Non arrivò la statuetta, ma Bollywood era pronta per un premio internazionale. Il Leone d’oro a Venezia: anno 2001, in laguna arriva Monsoon wedding con la regia di Mira Nair (già autrice di Salaam Bombay - 1988 - e Mississippi Masala - 1991 - in pre tempesta bollywoodiana). Ambientato a Delhi, racconta attraverso cinque vicende intrecciate tra loro la riunione di famiglia per un matrimonio combinato. È l’India dell’upper class, quella che ha svoltato economicamente, ma che almeno nei genitori è ancorata alle tradizioni. Dove l’Occidente è tentazione e anche perdizione e l’inglese si mischia all’hindi e al punjabi: una soap opera dai colori vivaci che se non ha soddisfatto in pieno le bramosie cerebrali dei critici ha invece stregato il pubblico.

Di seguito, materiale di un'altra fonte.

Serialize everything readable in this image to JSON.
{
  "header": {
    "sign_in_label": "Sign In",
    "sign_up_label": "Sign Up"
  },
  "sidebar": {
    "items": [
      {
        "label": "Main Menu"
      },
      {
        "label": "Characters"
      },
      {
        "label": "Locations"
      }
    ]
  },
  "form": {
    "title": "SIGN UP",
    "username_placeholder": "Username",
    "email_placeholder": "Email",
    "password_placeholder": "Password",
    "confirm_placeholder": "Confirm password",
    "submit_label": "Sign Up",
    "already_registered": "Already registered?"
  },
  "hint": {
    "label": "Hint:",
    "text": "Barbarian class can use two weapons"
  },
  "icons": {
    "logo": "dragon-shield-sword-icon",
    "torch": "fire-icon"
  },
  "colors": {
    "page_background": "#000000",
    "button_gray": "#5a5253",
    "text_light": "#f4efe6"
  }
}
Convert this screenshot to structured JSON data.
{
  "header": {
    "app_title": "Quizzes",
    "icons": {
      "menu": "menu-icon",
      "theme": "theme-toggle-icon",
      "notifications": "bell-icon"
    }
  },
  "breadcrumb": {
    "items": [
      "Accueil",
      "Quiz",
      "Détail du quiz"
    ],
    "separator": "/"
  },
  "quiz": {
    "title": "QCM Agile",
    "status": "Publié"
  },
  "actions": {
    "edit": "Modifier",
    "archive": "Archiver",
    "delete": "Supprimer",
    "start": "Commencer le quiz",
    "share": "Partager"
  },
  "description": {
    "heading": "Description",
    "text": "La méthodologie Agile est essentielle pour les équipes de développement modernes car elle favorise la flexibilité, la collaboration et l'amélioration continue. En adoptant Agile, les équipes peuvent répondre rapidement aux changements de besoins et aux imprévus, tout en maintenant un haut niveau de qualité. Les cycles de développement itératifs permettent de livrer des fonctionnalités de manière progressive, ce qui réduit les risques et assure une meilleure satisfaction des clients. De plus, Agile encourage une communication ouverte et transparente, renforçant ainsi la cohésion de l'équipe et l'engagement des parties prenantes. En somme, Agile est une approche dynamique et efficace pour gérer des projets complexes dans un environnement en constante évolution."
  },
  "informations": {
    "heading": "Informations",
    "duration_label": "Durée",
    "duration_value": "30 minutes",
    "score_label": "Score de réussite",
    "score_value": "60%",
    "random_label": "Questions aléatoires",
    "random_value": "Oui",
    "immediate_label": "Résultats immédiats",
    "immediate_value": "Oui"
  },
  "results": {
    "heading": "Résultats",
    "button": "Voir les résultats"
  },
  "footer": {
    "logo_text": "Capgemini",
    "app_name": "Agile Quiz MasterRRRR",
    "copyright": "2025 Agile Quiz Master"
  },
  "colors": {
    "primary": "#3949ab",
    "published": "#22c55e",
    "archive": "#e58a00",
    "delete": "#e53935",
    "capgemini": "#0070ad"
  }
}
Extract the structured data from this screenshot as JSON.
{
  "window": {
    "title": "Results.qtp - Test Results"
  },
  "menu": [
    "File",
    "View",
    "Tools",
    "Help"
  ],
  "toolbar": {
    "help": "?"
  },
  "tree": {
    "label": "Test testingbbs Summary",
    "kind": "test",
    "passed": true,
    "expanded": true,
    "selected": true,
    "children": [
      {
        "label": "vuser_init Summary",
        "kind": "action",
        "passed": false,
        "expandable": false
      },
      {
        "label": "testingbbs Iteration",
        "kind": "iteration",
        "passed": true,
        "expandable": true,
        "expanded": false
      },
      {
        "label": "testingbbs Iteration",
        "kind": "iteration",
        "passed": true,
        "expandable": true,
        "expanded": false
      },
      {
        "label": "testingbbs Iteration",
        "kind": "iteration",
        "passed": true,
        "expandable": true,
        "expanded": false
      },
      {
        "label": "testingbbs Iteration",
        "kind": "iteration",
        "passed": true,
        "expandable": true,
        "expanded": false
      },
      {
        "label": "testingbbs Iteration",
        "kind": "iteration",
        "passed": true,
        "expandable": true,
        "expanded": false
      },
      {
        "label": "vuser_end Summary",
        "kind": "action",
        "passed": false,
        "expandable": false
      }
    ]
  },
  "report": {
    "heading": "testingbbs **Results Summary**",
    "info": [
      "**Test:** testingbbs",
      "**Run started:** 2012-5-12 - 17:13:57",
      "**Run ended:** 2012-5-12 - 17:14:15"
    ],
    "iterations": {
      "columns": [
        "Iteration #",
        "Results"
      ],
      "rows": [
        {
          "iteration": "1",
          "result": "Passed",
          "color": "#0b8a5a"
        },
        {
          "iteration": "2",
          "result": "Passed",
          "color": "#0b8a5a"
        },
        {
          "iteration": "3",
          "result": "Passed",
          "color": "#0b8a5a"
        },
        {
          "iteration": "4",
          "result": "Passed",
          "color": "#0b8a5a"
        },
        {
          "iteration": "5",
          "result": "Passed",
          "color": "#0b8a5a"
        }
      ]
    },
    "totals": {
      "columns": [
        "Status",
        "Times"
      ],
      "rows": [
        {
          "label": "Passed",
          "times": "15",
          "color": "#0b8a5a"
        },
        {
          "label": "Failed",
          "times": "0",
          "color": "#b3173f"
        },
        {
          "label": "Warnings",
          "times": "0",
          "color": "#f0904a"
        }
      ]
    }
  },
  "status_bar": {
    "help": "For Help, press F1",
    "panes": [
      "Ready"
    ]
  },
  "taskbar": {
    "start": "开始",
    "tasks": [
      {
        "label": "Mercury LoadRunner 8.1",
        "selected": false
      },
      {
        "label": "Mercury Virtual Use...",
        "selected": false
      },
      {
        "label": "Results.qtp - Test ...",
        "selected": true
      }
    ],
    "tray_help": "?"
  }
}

E che il matrimonio sia un tema di facile esportazione per il cinema indiano lo testimonia anche Bride and prejudice, il trattamento riservato da Bombay al romanzo di Jane Austen. Nelle sale italiane è arrivato in questa stagione conquistando i cultori del genere: troppo raffinato per essere trash; troppo colorato per essere bollato come «romantico». La regista è Gurinder Chadha, la stessa di Band it like Beckham.

Insomma, la contaminazione avanza, Bollywood non è più solo un felice calembour e gli eroi indiani guadagnano terreno. Anche se Hrundi Bakshi (Peter Sellers in Hollywood party, 1969) continua a guardarli tutti da lontano.